To obtain a global feature representation of the text, the output vector of the [CLS] token, $h_{\mathrm{CLS}}\in {ℝ}^d$, is typically extracted and mapped to the target feature space through a fully connected layer:

$$z = ReLU\left(W_f{h}_{\mathit{CLS}}+b_f\right)$$

(3)

where ReLU denotes the activation function, $W_f\in {ℝ}^{d\times d_h}$ represents the weight matrix, $b_f\in {ℝ}^{d_h}$ represents the bias vector, $d$ denotes the BERT output dimension, and $d_h$ denotes the target feature dimension.

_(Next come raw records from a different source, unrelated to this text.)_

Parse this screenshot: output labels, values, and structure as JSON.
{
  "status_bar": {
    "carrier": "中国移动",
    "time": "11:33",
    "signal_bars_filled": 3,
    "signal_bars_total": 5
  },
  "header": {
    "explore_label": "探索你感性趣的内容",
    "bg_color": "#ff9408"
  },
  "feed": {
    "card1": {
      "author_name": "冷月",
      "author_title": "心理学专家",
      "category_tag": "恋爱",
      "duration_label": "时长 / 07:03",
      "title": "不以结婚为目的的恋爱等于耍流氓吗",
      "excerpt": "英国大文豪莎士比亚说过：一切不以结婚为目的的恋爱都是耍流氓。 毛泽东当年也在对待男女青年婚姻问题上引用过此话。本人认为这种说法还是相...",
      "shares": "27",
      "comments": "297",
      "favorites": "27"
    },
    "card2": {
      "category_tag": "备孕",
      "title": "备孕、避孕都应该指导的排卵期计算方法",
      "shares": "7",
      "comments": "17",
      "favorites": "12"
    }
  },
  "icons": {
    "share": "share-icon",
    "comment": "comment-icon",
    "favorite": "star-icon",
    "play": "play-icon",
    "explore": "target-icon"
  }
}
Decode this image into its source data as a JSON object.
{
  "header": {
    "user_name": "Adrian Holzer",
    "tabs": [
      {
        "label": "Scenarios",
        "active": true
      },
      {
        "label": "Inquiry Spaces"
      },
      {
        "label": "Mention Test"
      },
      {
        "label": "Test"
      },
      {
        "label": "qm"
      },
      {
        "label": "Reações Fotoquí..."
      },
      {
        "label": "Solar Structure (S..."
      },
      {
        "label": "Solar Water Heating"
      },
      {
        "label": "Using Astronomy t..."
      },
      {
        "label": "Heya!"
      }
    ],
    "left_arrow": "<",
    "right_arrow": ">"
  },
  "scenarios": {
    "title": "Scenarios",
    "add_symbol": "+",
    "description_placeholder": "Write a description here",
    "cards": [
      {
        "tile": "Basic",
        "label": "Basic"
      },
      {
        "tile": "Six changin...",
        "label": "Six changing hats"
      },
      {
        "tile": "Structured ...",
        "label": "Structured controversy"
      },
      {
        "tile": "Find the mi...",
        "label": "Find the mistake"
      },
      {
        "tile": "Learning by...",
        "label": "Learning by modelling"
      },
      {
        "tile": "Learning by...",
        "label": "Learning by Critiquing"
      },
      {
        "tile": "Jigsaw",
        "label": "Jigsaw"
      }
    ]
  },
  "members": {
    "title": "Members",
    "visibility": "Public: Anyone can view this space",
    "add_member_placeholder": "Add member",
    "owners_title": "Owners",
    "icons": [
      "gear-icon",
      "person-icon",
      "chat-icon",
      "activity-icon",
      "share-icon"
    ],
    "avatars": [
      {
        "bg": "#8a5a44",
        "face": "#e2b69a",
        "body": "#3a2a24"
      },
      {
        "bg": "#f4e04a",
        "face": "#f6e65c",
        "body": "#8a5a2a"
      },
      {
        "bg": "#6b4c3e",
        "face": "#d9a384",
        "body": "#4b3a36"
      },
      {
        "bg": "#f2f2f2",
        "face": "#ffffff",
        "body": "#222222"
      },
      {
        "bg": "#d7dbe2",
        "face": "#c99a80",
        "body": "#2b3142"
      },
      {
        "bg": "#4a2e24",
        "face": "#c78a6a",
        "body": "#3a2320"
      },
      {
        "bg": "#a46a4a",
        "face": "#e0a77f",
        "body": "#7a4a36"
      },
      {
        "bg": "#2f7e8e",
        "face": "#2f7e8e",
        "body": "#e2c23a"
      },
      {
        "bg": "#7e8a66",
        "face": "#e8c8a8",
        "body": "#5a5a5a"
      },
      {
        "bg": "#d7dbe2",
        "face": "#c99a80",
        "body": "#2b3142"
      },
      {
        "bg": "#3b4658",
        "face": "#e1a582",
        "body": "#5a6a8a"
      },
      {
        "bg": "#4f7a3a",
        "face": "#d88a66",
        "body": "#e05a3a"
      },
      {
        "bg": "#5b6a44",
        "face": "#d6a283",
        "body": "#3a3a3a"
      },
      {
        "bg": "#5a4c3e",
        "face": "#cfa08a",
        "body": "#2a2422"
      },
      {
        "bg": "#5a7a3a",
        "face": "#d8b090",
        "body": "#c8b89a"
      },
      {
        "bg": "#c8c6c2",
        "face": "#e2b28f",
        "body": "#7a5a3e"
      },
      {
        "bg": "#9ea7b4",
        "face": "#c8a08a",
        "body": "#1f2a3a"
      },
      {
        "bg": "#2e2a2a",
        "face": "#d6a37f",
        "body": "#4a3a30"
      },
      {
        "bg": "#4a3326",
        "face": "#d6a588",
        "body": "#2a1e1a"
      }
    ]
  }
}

The module takes the raw text sequence as input and produces the feature $z$, providing semantically rich input for the information detection classifier and domain discriminator. The BERT Transformer encoder, owing to its bidirectional context modeling and self-attention mechanism, effectively captures the semantic features of public health event texts, thereby enhancing classification performance.

3.3. Informative Detector

The informative detector $G_y$ outputs $\widehat{y}$, which represents the probability that the post is “Informative”, based on the features $\left(z\right)$ output by the feature extractor. Let the label be $y\in 0,1$, where $y = 0$ represents informative and $y = 1$ represents not-informative text. The structure of $G_y$ includes a two-layer fully connected network, equipped with a ReLU activation function and a softmax output layer, which is expressed as

$$\widehat{y}=G_y\left(z\right)=softmax\left(W_{y}z+b_y\right)$$

(4)

where $\widehat{y}$ denotes the predicted probability distribution, and $W_y\in {ℝ}^{2\times d_h}$ and $b_y\in {ℝ}^2$ represent the network parameters. For the source domain data, the optimization objective of the informative detector is to minimize the cross-entropy loss:

$$L_y = {\mathbb{E}}_{x,y\sim p_s\left(x,y\right)}\left[y_i\mathit{log}\widehat{y_i}+\left(1-y_i\right)\mathit{log}\left(1-\widehat{y_i}\right)\right]$$

(5)

where $y_i$ and $\widehat{y_i}$ denote the true label and predicted probability, respectively, for the $i$-th sample, effective information detection must address the generalization challenges posed by new domain events, as solely minimizing detection loss tends to capture domain-specific knowledge, making generalization difficult. Consequently, the model must be trained to learn more general feature representations to capture common features across all events.

3.4. Domain Discriminator

To reduce domain-specific features, a domain discriminator is introduced, which, through adversarial training, encourages the feature extractor to generate domain-invariant shared features. The domain discriminator $G_d$, via adversarial training, distinguishes whether the feature $z$ originates from the source or target domain, drawing on the concept of adversarial learning. Let the domain label be $d\in 0,1$, where $d = 1$ denotes the source domain and $d = 0$ denotes the target domain. Its structure consists of a multi-layer fully connected network, with the output representing the probability distribution of event categories:

$$\widehat{d}=G_d\left(z\right) = softmax\left(W_{d}z+b_d\right)$$

(6)

where $W_d\in {ℝ}^{K\times d_h}$, $b_d\in {ℝ}^K$, $K$ represents the number of event categories, and $d_h$ denotes the intermediate layer dimension.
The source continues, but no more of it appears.